Waste: Miliband supports direct charges

 
The Local Government Association’s campaign for councils to be empowered to charge householders directly for waste gained a boost last week.
Environment secretary David Miliband told the LGA conference in Bournemouth that he was ‘personally interested’ in its idea that waste collection authorities could reduce waste volumes and increase recycling participation by charging for the amount of waste residents produced.
Miliband claimed that ‘the failure to recycle is essentially an example of anti-social behaviour – imposing costs on the rest of society by your own behaviour’. He said a variable charge could be part of a required ‘new framework of citizenship rights and responsibilities, in respect of the environment’.
He asked the LGA and local authorities for more detail about the pros and cons of household waste charging, and pledged to ‘take account of this, alongside Sir Michael Lyons’ findings, to determine whether there could be benefits for England’. Lyons will back the idea in his final report, he revealed last month (Surveyor, 15 June).
The LGA stance is that without stronger incentives for participation in kerbside schemes, recycling rates will not rise fast enough to meet the European Union landfill Directive targets.

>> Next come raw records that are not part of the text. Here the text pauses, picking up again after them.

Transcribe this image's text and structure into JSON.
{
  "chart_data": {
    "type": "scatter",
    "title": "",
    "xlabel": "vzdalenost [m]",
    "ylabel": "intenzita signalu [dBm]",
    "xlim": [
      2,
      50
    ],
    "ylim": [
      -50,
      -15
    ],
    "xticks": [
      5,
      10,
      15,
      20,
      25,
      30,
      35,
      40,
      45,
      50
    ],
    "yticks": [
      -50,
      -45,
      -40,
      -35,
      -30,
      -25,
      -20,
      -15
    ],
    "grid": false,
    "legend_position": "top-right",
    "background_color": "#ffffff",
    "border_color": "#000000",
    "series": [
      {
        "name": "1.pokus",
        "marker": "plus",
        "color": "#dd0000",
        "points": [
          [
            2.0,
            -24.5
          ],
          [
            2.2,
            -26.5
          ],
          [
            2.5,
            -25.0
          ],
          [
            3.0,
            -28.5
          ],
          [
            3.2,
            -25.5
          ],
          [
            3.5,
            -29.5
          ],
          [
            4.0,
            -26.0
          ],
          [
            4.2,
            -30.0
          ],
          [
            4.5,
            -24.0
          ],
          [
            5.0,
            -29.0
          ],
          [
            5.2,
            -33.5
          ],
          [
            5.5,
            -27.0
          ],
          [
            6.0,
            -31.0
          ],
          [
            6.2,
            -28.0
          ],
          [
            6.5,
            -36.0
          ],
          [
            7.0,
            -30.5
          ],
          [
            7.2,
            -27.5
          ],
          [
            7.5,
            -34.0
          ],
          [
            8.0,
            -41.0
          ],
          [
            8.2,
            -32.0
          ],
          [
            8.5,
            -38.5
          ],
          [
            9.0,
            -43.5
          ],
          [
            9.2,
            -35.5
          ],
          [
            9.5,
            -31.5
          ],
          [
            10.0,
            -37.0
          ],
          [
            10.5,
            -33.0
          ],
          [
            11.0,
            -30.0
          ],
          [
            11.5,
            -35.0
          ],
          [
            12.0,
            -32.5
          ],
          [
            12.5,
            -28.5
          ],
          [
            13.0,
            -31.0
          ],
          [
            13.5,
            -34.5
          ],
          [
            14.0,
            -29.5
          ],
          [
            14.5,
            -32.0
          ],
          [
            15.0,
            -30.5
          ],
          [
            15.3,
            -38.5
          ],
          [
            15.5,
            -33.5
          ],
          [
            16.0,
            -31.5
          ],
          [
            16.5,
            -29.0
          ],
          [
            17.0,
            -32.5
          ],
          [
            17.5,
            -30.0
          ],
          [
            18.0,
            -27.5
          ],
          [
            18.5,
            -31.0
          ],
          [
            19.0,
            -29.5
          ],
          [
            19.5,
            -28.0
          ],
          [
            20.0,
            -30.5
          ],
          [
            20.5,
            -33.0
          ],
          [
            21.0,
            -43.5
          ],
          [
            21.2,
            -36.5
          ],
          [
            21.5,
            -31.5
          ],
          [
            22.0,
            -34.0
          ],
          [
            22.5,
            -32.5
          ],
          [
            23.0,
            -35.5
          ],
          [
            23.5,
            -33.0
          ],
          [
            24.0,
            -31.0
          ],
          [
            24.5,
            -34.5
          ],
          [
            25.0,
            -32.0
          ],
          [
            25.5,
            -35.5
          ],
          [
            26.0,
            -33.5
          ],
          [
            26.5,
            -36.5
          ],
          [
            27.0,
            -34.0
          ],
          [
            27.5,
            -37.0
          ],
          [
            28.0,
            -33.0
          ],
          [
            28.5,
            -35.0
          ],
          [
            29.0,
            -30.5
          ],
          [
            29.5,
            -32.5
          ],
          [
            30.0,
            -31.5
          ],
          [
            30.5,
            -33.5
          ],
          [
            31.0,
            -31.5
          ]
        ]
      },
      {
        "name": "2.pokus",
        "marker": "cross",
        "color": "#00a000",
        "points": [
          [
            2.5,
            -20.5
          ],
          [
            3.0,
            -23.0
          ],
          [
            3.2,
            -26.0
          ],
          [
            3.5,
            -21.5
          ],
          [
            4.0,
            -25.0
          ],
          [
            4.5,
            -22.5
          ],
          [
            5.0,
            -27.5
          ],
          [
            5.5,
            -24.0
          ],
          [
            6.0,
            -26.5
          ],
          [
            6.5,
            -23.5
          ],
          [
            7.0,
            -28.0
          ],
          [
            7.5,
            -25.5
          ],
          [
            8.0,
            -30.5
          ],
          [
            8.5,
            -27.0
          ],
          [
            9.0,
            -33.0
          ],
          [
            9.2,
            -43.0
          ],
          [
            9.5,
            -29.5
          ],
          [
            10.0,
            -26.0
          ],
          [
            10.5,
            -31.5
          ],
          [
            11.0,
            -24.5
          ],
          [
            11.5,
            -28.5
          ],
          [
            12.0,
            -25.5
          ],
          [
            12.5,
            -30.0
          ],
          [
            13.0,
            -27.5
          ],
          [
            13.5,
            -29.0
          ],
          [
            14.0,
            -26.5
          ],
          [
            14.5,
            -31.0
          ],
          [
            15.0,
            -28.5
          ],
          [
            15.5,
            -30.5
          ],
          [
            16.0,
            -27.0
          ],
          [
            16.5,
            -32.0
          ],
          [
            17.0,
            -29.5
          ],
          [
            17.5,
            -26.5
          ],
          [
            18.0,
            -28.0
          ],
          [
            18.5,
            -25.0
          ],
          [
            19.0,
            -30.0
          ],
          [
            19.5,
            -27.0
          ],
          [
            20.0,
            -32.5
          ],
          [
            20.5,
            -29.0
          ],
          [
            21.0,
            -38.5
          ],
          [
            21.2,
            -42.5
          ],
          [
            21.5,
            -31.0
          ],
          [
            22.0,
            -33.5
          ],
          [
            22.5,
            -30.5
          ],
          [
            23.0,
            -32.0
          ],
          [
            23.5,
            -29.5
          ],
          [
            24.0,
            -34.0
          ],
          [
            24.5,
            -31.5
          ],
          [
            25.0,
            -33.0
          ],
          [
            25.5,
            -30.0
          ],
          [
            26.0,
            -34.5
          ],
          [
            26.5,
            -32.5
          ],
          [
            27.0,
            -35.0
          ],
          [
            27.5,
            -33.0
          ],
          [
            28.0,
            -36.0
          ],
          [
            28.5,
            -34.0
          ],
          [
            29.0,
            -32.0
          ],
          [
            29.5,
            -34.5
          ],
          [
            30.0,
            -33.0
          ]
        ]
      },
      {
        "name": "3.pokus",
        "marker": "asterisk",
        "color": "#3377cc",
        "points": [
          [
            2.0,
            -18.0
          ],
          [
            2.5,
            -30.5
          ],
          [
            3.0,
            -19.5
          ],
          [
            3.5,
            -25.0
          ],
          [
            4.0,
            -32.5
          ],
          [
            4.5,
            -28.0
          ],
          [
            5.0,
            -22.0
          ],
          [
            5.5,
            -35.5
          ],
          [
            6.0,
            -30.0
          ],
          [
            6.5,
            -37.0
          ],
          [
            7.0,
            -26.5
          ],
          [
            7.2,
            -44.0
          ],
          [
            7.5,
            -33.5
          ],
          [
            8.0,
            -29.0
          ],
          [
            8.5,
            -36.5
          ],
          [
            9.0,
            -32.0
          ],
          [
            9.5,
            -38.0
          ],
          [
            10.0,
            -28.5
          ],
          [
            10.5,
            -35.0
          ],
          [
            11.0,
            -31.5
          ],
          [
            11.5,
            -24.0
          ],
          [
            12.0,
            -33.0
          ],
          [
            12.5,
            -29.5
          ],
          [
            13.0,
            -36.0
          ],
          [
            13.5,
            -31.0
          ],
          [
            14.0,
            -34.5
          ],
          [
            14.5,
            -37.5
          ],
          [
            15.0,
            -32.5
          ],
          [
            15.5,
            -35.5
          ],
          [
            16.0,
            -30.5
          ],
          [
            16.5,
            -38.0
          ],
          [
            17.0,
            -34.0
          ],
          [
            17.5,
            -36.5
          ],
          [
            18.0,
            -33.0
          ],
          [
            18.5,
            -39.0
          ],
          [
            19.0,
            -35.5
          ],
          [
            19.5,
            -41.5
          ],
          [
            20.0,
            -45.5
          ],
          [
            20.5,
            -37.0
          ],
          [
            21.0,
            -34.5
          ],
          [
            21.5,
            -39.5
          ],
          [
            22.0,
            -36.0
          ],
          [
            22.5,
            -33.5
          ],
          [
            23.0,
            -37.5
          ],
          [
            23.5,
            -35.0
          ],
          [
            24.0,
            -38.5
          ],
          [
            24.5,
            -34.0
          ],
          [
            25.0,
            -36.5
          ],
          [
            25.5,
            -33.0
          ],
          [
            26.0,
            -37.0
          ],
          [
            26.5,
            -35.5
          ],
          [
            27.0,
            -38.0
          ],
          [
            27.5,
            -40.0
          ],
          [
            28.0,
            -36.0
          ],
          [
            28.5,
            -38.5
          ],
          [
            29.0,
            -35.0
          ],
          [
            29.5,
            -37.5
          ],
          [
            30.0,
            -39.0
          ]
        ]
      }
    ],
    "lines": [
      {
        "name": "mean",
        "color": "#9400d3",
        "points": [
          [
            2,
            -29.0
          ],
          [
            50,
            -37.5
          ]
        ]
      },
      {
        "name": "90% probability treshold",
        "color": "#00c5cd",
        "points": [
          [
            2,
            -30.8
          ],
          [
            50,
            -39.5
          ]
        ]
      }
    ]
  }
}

It has highlighted how the £150-per-tonne fines councils face would be passed on to local taxpayers.
Chairman of the LGA, Sandy Bruce-Lockhart, told delegates: ‘For decades, people have been used to being able to throw their rubbish away without worrying about the consequences.
‘Those days are now over, local authorities must be given discretionary powers to help encourage people to take more responsibility for the way they throw their rubbish away.’ But Miliband’s intervention was criticised by the Association for Public Service Excellence chief executive, Paul O’Brien, as ‘making policy on the hoof’. He said: ‘We need to think of how charging strategies can be fairly dealt with for some of the most excluded, and for larger families.’